Ils ont fui la guerre, les massacres et l’instabilité. Aujourd’hui, c’est l’exil lui-même qui vacille. À Champaign, dans l’Illinois, aux Etats-Unis d’Amérique, la communauté rd-congolaise retient son souffle après la nouvelle interdiction de voyager décrétée par Donald Trump. Officiellement, la République démocratique du Congo n’est pas visée.

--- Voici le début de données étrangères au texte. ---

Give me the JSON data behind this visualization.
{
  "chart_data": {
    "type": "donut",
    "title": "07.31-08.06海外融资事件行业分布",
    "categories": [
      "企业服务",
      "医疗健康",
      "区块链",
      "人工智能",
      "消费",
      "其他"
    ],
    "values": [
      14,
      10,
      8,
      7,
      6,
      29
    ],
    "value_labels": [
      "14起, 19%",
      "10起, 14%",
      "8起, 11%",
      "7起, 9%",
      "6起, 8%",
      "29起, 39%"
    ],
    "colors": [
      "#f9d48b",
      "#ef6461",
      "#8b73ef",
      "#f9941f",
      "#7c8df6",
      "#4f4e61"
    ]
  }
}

Mais pour John Matanda, à la tête de l’organisation communautaire congolaise du comté de Champaign, le doute n’est plus permis : « Je n’ai pas peur pour moi, dit-il, mais j’ai les larmes aux yeux rien qu’à penser que demain, le pays que j’ai quitté pour survivre pourrait être rayé de la carte des bienvenus. » Soupçons, repli, peur de sortir ou de travailler : les fantômes de l’arbitraire migratoire planent sur des milliers d’hommes, de femmes et d’enfants venus chercher refuge et dignité.
La nouvelle restriction migratoire annoncée par l’administration Trump a ravivé l’angoisse au sein des communautés africaines du Midwest, notamment chez les ressortissants congolais installés dans le centre-est de l’Illinois. Bien que la République démocratique du Congo (RDC) ne figure pas sur la liste des 12 pays désormais frappés par cette interdiction d’entrée sur le sol américain, la crainte d’un élargissement de la mesure gagne du terrain.

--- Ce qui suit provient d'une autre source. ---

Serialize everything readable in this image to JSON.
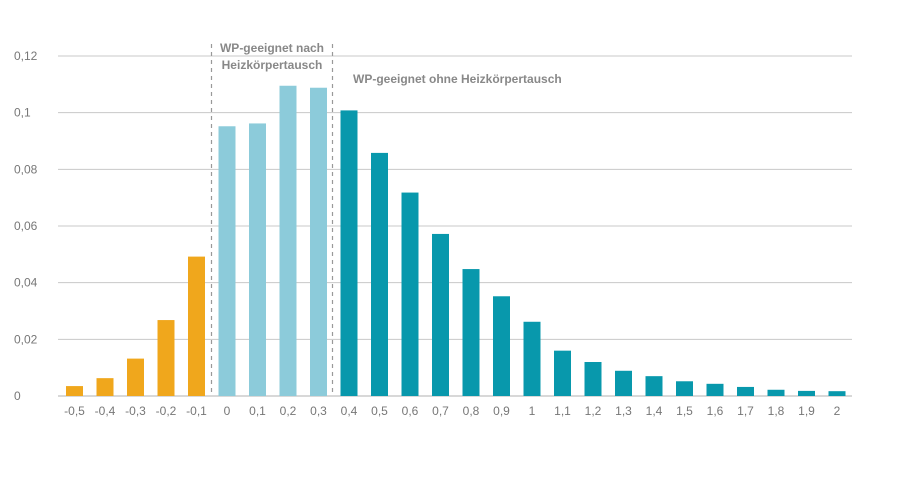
{
  "chart_data": {
    "type": "bar",
    "title": "",
    "xlabel": "",
    "ylabel": "",
    "ylim": [
      0,
      0.12
    ],
    "grid": true,
    "legend": "none",
    "y_ticks": [
      "0",
      "0,02",
      "0,04",
      "0,06",
      "0,08",
      "0,1",
      "0,12"
    ],
    "y_tick_values": [
      0,
      0.02,
      0.04,
      0.06,
      0.08,
      0.1,
      0.12
    ],
    "categories": [
      "-0,5",
      "-0,4",
      "-0,3",
      "-0,2",
      "-0,1",
      "0",
      "0,1",
      "0,2",
      "0,3",
      "0,4",
      "0,5",
      "0,6",
      "0,7",
      "0,8",
      "0,9",
      "1",
      "1,1",
      "1,2",
      "1,3",
      "1,4",
      "1,5",
      "1,6",
      "1,7",
      "1,8",
      "1,9",
      "2"
    ],
    "values": [
      0.0035,
      0.0063,
      0.0132,
      0.0268,
      0.0492,
      0.0952,
      0.0962,
      0.1095,
      0.1088,
      0.1008,
      0.0858,
      0.0718,
      0.0572,
      0.0448,
      0.0352,
      0.0262,
      0.016,
      0.012,
      0.0089,
      0.007,
      0.0052,
      0.0043,
      0.0032,
      0.0022,
      0.0018,
      0.0017
    ],
    "groups": [
      {
        "from": 0,
        "to": 4,
        "color": "#F0A71C"
      },
      {
        "from": 5,
        "to": 8,
        "color": "#8CCBDA"
      },
      {
        "from": 9,
        "to": 25,
        "color": "#0898AC"
      }
    ],
    "annotations": {
      "region2_line1": "WP-geeignet nach",
      "region2_line2": "Heizkörpertausch",
      "region3": "WP-geeignet ohne Heizkörpertausch"
    }
  }
}
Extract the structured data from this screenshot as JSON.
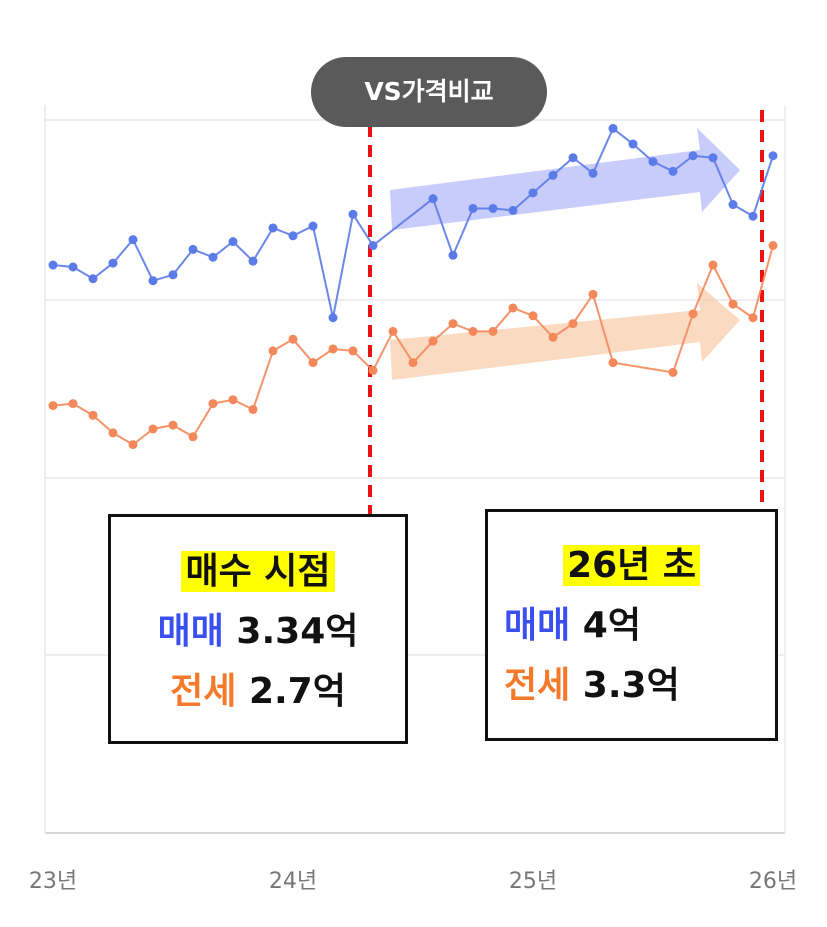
{
  "ui": {
    "button": "VS가격비교"
  },
  "chart_data": {
    "type": "line",
    "xlim": [
      -0.4,
      36.6
    ],
    "ylim": [
      0.33,
      4.06
    ],
    "xticks": [
      {
        "value": 0,
        "label": "23년"
      },
      {
        "value": 12,
        "label": "24년"
      },
      {
        "value": 24,
        "label": "25년"
      },
      {
        "value": 36,
        "label": "26년"
      }
    ],
    "series": [
      {
        "name": "매매",
        "color": "#5b7be8",
        "x": [
          0,
          1,
          2,
          3,
          4,
          5,
          6,
          7,
          8,
          9,
          10,
          11,
          12,
          13,
          14,
          15,
          16,
          19,
          20,
          21,
          22,
          23,
          24,
          25,
          26,
          27,
          28,
          29,
          30,
          31,
          32,
          33,
          34,
          35,
          36
        ],
        "values": [
          3.24,
          3.23,
          3.17,
          3.25,
          3.37,
          3.16,
          3.19,
          3.32,
          3.28,
          3.36,
          3.26,
          3.43,
          3.39,
          3.44,
          2.97,
          3.5,
          3.34,
          3.58,
          3.29,
          3.53,
          3.53,
          3.52,
          3.61,
          3.7,
          3.79,
          3.71,
          3.94,
          3.86,
          3.77,
          3.72,
          3.8,
          3.79,
          3.55,
          3.49,
          3.8
        ]
      },
      {
        "name": "전세",
        "color": "#f4885a",
        "x": [
          0,
          1,
          2,
          3,
          4,
          5,
          6,
          7,
          8,
          9,
          10,
          11,
          12,
          13,
          14,
          15,
          16,
          17,
          18,
          19,
          20,
          21,
          22,
          23,
          24,
          25,
          26,
          27,
          28,
          31,
          32,
          33,
          34,
          35,
          36
        ],
        "values": [
          2.52,
          2.53,
          2.47,
          2.38,
          2.32,
          2.4,
          2.42,
          2.36,
          2.53,
          2.55,
          2.5,
          2.8,
          2.86,
          2.74,
          2.81,
          2.8,
          2.7,
          2.9,
          2.74,
          2.85,
          2.94,
          2.9,
          2.9,
          3.02,
          2.98,
          2.87,
          2.94,
          3.09,
          2.74,
          2.69,
          2.99,
          3.24,
          3.04,
          2.97,
          3.34
        ]
      }
    ],
    "annotations": [
      {
        "title": "매수 시점",
        "values": [
          "3.34억",
          "2.7억"
        ]
      },
      {
        "title": "26년 초",
        "values": [
          "4억",
          "3.3억"
        ]
      }
    ]
  }
}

Dans la région de Champaign-Urbana, où résident plus de 6 000 Congolais – pour la plupart originaires de la RDC –, la nouvelle directive de sécurité nationale a été reçue comme un signal préoccupant. À la tête de l’organisation communautaire congolaise du comté de Champaign, John Matanda fait part de l’inquiétude croissante de ses compatriotes. « Je n’ai pas peur pour moi », confie-t-il. « Mais j’ai les larmes aux yeux rien qu’à imaginer que demain, le pays d’où je viens puisse lui aussi être interdit. »
Méfiance et repli
Officiellement, la mesure vise à empêcher l’entrée de ressortissants étrangers perçus comme présentant une menace pour la sécurité nationale. Officieusement, elle alimente un climat de suspicion, en particulier parmi les communautés venues de régions instables. Nombre de Congolais de l’Illinois ont fui les conflits armés qui secouent l’Afrique centrale depuis plus de deux décennies. Beaucoup sont aujourd’hui installés légalement sur le sol américain, mais redoutent d’être à nouveau pris pour cible.

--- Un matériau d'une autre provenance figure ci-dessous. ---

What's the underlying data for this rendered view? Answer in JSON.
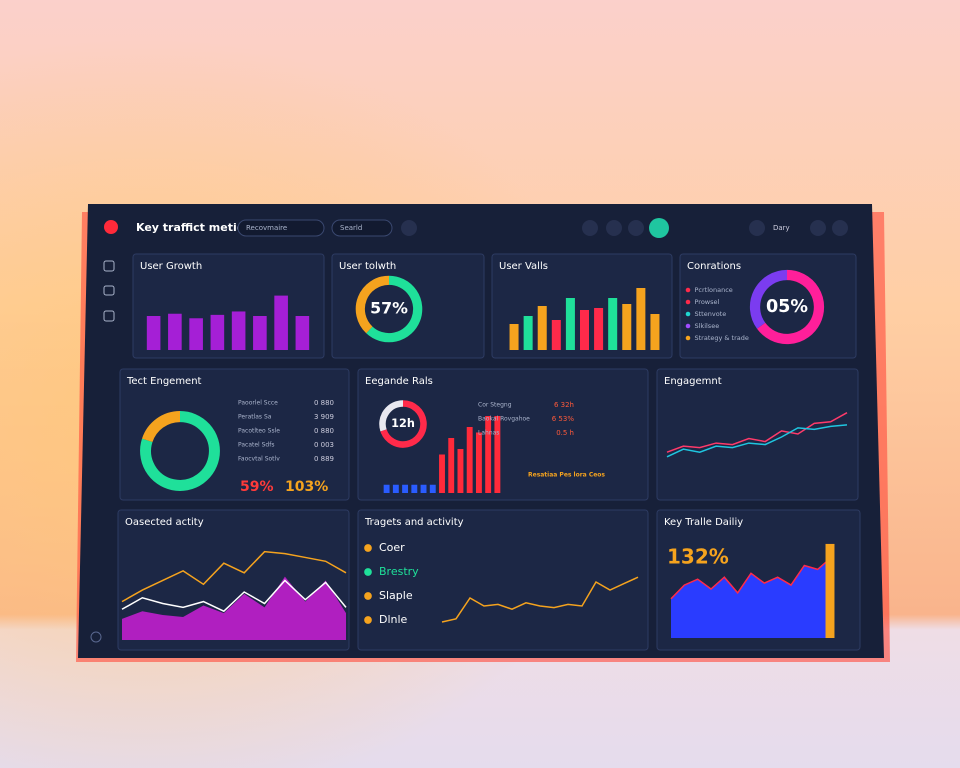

« J’ai vu des gens renoncer à se rendre à un événement de la municipalité de Cunningham pour immatriculer leur véhicule ou obtenir une carte d’identité », déplore John Matanda. « Ils avaient peur que ce soit un piège, une opération pour les arrêter. »
Des craintes similaires ont été rapportées autour des lieux de travail. « Certaines personnes ne voulaient même plus aller travailler, simplement par peur d’être contrôlées », ajoute-t-il.
Une communauté en quête de sécurité
En toile de fond, c’est le sentiment d’être stigmatisé qui s’installe. « Les mauvaises personnes peuvent venir de partout », souligne Matanda. « Mais la communauté congolaise est composée de gens pacifiques, qui cherchent simplement un endroit sûr où vivre. »
Le président américain, lui, défend la mesure comme une décision de bon sens. Dans un communiqué, l’administration indique que la nouvelle interdiction vise à empêcher l’entrée de ressortissants étrangers « nourrissant des sentiments hostiles » à l’égard des États-Unis.
Mais pour les Congolais du comté de Champaign, les effets de cette politique se font déjà sentir, au-delà du champ juridique. Ils touchent aux représentations, à la confiance, à la possibilité de s’insérer sereinement dans la société d’accueil. « Les gens veulent se sentir en sécurité. Jusqu’ici, les États-Unis étaient cet endroit pour nous », insiste Matanda.